Cupertino (California): Apple has unveiled its two latest computer-focused ARM-based Systems-On-a-Chip (SOCs), the M1 Pro and M1 Max.
According to the firm, the GPU in M1 Pro is up to 2x faster than M1, while M1 Max is up to an astonishing 4x faster than M1, allowing pro users to fly through the most demanding graphics workflows.
“With massive gains in CPU and GPU performance, up to six times the memory bandwidth, a new media engine with ProRes accelerators, and other advanced technologies, M1 Pro and M1 Max take Apple silicon even further, and are unlike anything else in a pro notebook,” Johny Srouji, Apple’s senior vice president of Hardware Technologies, said in a statement.
The M1 Pro and M1 Max introduce a system-on-a-chip (SoC) architecture to pro systems for the first time.
The M1 Pro has an up-to-16-core GPU that is up to 2x faster than M1 and up to 7x faster than the integrated graphics on the latest 8-core PC laptop chip.

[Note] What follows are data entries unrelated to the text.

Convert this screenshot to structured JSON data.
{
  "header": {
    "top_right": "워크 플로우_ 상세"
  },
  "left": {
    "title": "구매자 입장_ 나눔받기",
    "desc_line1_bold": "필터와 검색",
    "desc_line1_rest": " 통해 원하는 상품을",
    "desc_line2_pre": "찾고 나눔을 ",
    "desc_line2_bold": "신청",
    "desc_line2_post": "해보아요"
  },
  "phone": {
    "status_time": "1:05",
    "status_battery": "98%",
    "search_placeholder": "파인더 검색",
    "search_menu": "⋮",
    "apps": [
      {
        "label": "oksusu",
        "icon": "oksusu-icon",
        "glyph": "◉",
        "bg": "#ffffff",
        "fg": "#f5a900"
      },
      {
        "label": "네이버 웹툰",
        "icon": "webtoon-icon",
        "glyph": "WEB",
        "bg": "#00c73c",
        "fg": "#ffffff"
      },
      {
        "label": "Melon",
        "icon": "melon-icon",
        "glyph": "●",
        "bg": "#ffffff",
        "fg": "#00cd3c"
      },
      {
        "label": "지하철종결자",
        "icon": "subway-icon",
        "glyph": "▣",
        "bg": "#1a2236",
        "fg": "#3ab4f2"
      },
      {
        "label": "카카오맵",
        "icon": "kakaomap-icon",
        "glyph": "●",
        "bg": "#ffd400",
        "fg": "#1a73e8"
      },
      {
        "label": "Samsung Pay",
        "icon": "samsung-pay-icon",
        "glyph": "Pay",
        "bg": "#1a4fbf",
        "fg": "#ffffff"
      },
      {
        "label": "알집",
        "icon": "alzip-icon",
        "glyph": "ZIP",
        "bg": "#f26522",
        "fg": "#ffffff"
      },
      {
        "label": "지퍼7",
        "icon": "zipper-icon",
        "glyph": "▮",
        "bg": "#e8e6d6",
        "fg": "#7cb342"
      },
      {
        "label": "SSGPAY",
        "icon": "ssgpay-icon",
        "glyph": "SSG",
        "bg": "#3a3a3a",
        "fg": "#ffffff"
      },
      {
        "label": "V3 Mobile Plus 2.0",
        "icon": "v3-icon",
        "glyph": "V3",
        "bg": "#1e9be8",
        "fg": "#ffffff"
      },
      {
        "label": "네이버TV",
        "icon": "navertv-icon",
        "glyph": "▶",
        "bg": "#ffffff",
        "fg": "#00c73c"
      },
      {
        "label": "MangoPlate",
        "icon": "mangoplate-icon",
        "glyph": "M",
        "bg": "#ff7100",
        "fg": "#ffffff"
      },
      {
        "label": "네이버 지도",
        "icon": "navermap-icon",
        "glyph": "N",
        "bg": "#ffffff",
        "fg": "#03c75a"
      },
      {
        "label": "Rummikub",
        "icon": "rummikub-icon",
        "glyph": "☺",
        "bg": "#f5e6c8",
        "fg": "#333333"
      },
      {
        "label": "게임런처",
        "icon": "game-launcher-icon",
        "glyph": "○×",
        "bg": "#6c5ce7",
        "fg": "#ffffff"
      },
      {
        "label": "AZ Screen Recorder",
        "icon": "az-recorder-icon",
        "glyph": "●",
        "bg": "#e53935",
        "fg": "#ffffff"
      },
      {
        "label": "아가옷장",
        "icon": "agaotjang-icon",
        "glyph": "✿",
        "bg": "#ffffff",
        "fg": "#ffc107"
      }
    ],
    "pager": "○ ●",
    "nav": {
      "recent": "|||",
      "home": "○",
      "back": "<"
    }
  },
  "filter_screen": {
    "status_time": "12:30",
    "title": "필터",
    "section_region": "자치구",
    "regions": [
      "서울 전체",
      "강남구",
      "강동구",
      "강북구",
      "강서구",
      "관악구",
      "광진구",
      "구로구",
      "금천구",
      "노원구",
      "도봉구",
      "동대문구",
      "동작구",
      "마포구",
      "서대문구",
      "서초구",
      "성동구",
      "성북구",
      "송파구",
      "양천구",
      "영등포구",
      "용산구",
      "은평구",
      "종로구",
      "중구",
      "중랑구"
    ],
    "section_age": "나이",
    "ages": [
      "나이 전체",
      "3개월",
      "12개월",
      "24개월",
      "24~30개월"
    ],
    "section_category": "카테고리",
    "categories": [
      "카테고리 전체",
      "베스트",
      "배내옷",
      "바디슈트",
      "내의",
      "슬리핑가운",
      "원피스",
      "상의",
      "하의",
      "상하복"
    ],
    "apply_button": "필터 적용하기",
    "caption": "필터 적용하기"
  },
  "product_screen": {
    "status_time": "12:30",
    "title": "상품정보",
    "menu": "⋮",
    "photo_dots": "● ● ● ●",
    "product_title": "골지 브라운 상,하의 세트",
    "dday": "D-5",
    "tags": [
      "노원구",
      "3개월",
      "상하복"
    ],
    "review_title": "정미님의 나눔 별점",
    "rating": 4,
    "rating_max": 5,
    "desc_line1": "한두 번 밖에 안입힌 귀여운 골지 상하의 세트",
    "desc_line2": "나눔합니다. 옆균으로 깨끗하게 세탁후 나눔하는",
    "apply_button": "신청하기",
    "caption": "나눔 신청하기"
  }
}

It offers up to 200GB/s of memory bandwidth with support for up to 32GB of unified memory.
The M1 Max delivers up to 400GB/s of memory bandwidth – 2x that of M1 Pro and nearly 6x that of M1 – and support for up to 64GB of unified memory.
They also feature enhanced media engines with dedicated ProRes accelerators specifically for pro video processing.
The M1 Pro and M1 Max are by far the most powerful chips Apple has ever built.
M1 Pro also includes dedicated acceleration for the ProRes professional video codec, allowing playback of multiple streams of high-quality 4K and 8K ProRes video while using very little power. M1 Max goes even further, delivering up to 2x faster video encoding than M1 Pro, and features two ProRes accelerators.